Finding Overlapping Groups

# Find genes that belong to multiple groups of interest

# Get members from different groups
group1 <- hgnc_group_members("Transcription factors")$symbol
group2 <- hgnc_group_members("Zinc fingers")$symbol

# Find overlap
overlap <- intersect(group1, group2)
cat("Genes in both groups:", length(overlap), "\n")
cat("Examples:", paste(head(overlap, 10), collapse = ", "), "\n")

# Find unique to each group
unique_to_group1 <- setdiff(group1, group2)
unique_to_group2 <- setdiff(group2, group1)

cat("\nUnique to group 1:", length(unique_to_group1), "\n")
cat("Unique to group 2:", length(unique_to_group2), "\n")

Temporal Analysis

Track changes in gene groups over time:

# Get group members
group_genes <- hgnc_group_members("Protein kinases")$symbol

# Check for recent changes to these genes
recent_changes <- hgnc_changes(
  since = Sys.Date() - 365,
  change_type = "all"
)

# Filter for genes in our group
group_changes <- recent_changes$changes[
  recent_changes$changes$symbol %in% group_genes,
]

if (nrow(group_changes) > 0) {
  cat("Changes to protein kinases in last year:\n")
  print(group_changes[, c("symbol", "date_modified")])
} else {
  cat("No changes to protein kinases in the last year.\n")
}

Creating Custom Gene Collections

Workflow for Literature-Based Panels

# Start with genes from a specific biological process

# 1. Search for relevant groups
autophagy_groups <- hgnc_search_groups("autophagy")

# 2. Get initial gene set
# autophagy_genes <- hgnc_group_members("Autophagy")$symbol

# 3. Add genes from literature (hypothetical)
literature_genes <- c("BECN1", "ATG5", "ATG7", "LC3A", "LC3B")

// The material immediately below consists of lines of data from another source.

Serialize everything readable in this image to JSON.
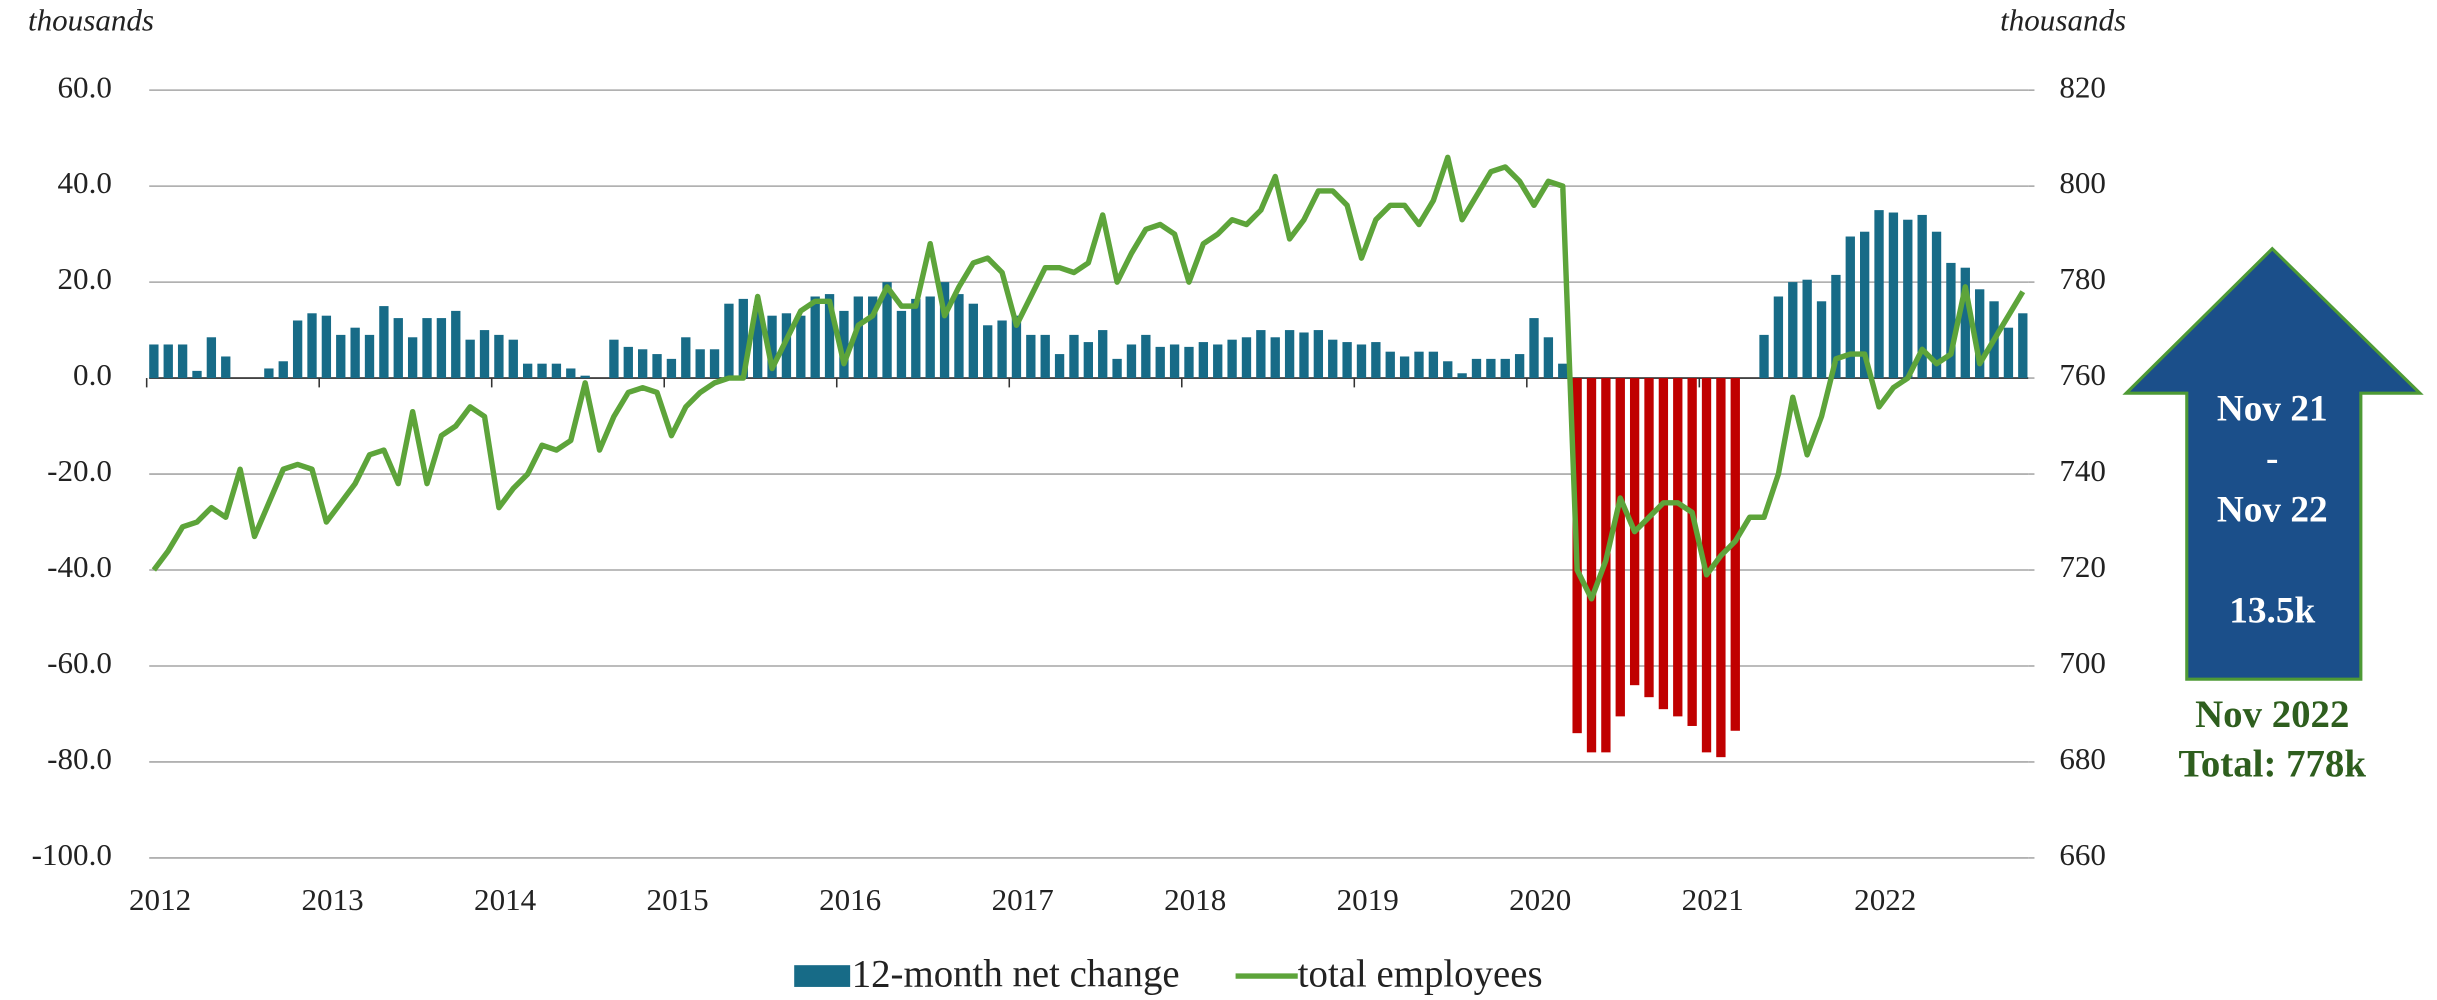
{
  "chart_data": {
    "type": "bar-line",
    "y_unit": "thousands",
    "y2_unit": "thousands",
    "categories": [
      "2012",
      null,
      null,
      null,
      null,
      null,
      null,
      null,
      null,
      null,
      null,
      null,
      "2013",
      null,
      null,
      null,
      null,
      null,
      null,
      null,
      null,
      null,
      null,
      null,
      "2014",
      null,
      null,
      null,
      null,
      null,
      null,
      null,
      null,
      null,
      null,
      null,
      "2015",
      null,
      null,
      null,
      null,
      null,
      null,
      null,
      null,
      null,
      null,
      null,
      "2016",
      null,
      null,
      null,
      null,
      null,
      null,
      null,
      null,
      null,
      null,
      null,
      "2017",
      null,
      null,
      null,
      null,
      null,
      null,
      null,
      null,
      null,
      null,
      null,
      "2018",
      null,
      null,
      null,
      null,
      null,
      null,
      null,
      null,
      null,
      null,
      null,
      "2019",
      null,
      null,
      null,
      null,
      null,
      null,
      null,
      null,
      null,
      null,
      null,
      "2020",
      null,
      null,
      null,
      null,
      null,
      null,
      null,
      null,
      null,
      null,
      null,
      "2021",
      null,
      null,
      null,
      null,
      null,
      null,
      null,
      null,
      null,
      null,
      null,
      "2022",
      null,
      null,
      null,
      null,
      null,
      null,
      null,
      null,
      null,
      null
    ],
    "ylim": [
      -100,
      60
    ],
    "yticks": [
      {
        "value": -100,
        "label": "-100.0"
      },
      {
        "value": -80,
        "label": "-80.0"
      },
      {
        "value": -60,
        "label": "-60.0"
      },
      {
        "value": -40,
        "label": "-40.0"
      },
      {
        "value": -20,
        "label": "-20.0"
      },
      {
        "value": 0,
        "label": "0.0"
      },
      {
        "value": 20,
        "label": "20.0"
      },
      {
        "value": 40,
        "label": "40.0"
      },
      {
        "value": 60,
        "label": "60.0"
      }
    ],
    "y2lim": [
      660,
      820
    ],
    "y2ticks": [
      660,
      680,
      700,
      720,
      740,
      760,
      780,
      800,
      820
    ],
    "grid": true,
    "series": [
      {
        "name": "12-month net change",
        "type": "bar",
        "color": "#176b87",
        "negative_color": "#c00000",
        "values": [
          7,
          7,
          7,
          1.5,
          8.5,
          4.5,
          0,
          0,
          2,
          3.5,
          12,
          13.5,
          13,
          9,
          10.5,
          9,
          15,
          12.5,
          8.5,
          12.5,
          12.5,
          14,
          8,
          10,
          9,
          8,
          3,
          3,
          3,
          2,
          0.5,
          0,
          8,
          6.5,
          6,
          5,
          4,
          8.5,
          6,
          6,
          15.5,
          16.5,
          15,
          13,
          13.5,
          13,
          17,
          17.5,
          14,
          17,
          17,
          20,
          14,
          16.5,
          17,
          20,
          17.5,
          15.5,
          11,
          12,
          13,
          9,
          9,
          5,
          9,
          7.5,
          10,
          4,
          7,
          9,
          6.5,
          7,
          6.5,
          7.5,
          7,
          8,
          8.5,
          10,
          8.5,
          10,
          9.5,
          10,
          8,
          7.5,
          7,
          7.5,
          5.5,
          4.5,
          5.5,
          5.5,
          3.5,
          1,
          4,
          4,
          4,
          5,
          12.5,
          8.5,
          3,
          -74,
          -78,
          -78,
          -70.5,
          -64,
          -66.5,
          -69,
          -70.5,
          -72.5,
          -78,
          -79,
          -73.5,
          0,
          9,
          17,
          20,
          20.5,
          16,
          21.5,
          29.5,
          30.5,
          35,
          34.5,
          33,
          34,
          30.5,
          24,
          23,
          18.5,
          16,
          10.5,
          13.5
        ]
      },
      {
        "name": "total employees",
        "type": "line",
        "axis": "y2",
        "color": "#5da43a",
        "values": [
          720,
          724,
          729,
          730,
          733,
          731,
          741,
          727,
          734,
          741,
          742,
          741,
          730,
          734,
          738,
          744,
          745,
          738,
          753,
          738,
          748,
          750,
          754,
          752,
          733,
          737,
          740,
          746,
          745,
          747,
          759,
          745,
          752,
          757,
          758,
          757,
          748,
          754,
          757,
          759,
          760,
          760,
          777,
          762,
          768,
          774,
          776,
          776,
          763,
          771,
          773,
          779,
          775,
          775,
          788,
          773,
          779,
          784,
          785,
          782,
          771,
          777,
          783,
          783,
          782,
          784,
          794,
          780,
          786,
          791,
          792,
          790,
          780,
          788,
          790,
          793,
          792,
          795,
          802,
          789,
          793,
          799,
          799,
          796,
          785,
          793,
          796,
          796,
          792,
          797,
          806,
          793,
          798,
          803,
          804,
          801,
          796,
          801,
          800,
          720,
          714,
          722,
          735,
          728,
          731,
          734,
          734,
          732,
          719,
          723,
          726,
          731,
          731,
          740,
          756,
          744,
          752,
          764,
          765,
          765,
          754,
          758,
          760,
          766,
          763,
          765,
          779,
          763,
          768,
          773,
          778
        ]
      }
    ],
    "annotation": {
      "arrow_lines": [
        "Nov 21",
        "-",
        "Nov 22",
        "13.5k"
      ],
      "total_lines": [
        "Nov 2022",
        "Total: 778k"
      ]
    }
  }
}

# 4. Combine and deduplicate
# combined_panel <- unique(c(autophagy_genes, literature_genes))

# 5. Validate and normalize
# result <- hgnc_normalize_list(combined_panel)
# validated_panel <- result$results$symbol

# 6. Document provenance
# panel_info <- list(
#   name = "Autophagy Gene Panel",
#   version = "1.0",
#   date = Sys.Date(),
#   source_groups = autophagy_groups$gene_group_name,
#   literature_additions = literature_genes,
#   total_genes = length(validated_panel)
# )

Building Disease-Specific Panels

# Example: Build a cardiomyopathy panel

# 1. Search for cardiac-related groups
cardiac_groups <- hgnc_search_groups("cardiac")
cardio_groups <- hgnc_search_groups("cardio")

# View available groups
all_cardiac <- rbind(cardiac_groups, cardio_groups)
unique_cardiac <- unique(all_cardiac)

cat("Cardiac-related groups:\n")
print(unique_cardiac$gene_group_name)

# 2. Select relevant groups and get members
# cardiomyopathy_genes <- hgnc_group_members("Cardiomyopathy")$symbol
# ion_channels <- hgnc_group_members("Cardiac ion channels")$symbol

# 3. Combine
# cardio_panel <- unique(c(cardiomyopathy_genes, ion_channels))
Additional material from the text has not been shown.